Contemporary images that still reveal something of the historical landscape layers
Fran Halsall
Fran Halsall specialises in photographing the UK landscape, particularly the wilder parts of the coastline, moorlands and woodlands, and has a particular passion for creating interpretative images of geological formations.
Britain's landscape has many faces and with its remote uplands, dramatic summits and thousands of miles of dynamic coastline to explore, it is easy for these subjects to dominate the photographic narrative. This is in spite of the fact that much of the country is not like this.

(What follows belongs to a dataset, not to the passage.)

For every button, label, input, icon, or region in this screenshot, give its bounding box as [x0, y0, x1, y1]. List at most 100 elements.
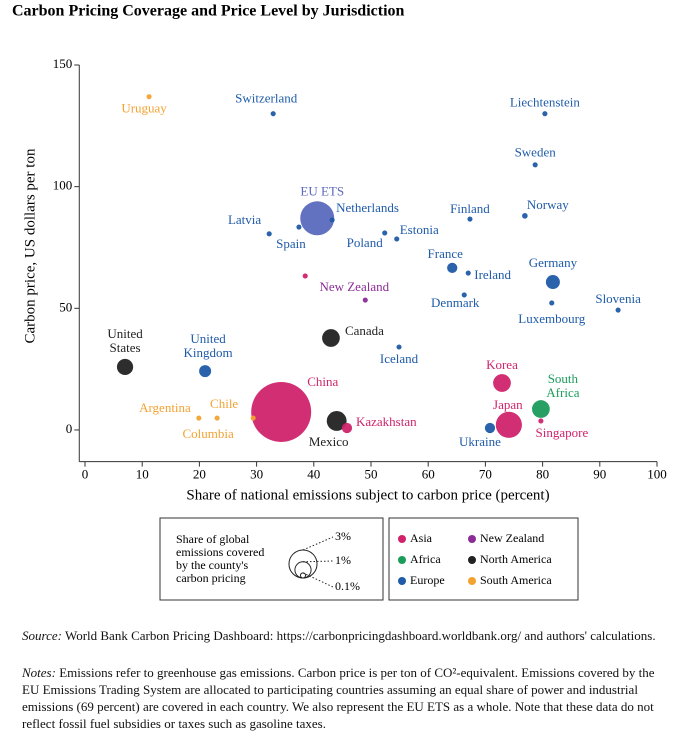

Most land has been, or still is, used for food production and farmers are responsible for the stewardship of 75% of Britain's total area1. 'Wild' Britain was pushed to the margins long ago by the spread of agriculture and now the nation's fabric is defined by its fields.
The compartmentalisation of the land has inspired its own terminology: one cannot think of fields without likening them to a 'patchwork' and combined en masse they provided inspiration for Blake's 'green and pleasant land'2, a phrase that is synonymous with a nostalgic version of Britain. The word 'pastoral', derived from grazing pastures, is applied to artistic, literary and musical output relating to the rural. Due to countless poorly-realised visual iterations and hackneyed repetitions of Constable's England the pastoral is now regarded as twee and is unfairly tainted by an air of backward-looking irrelevance.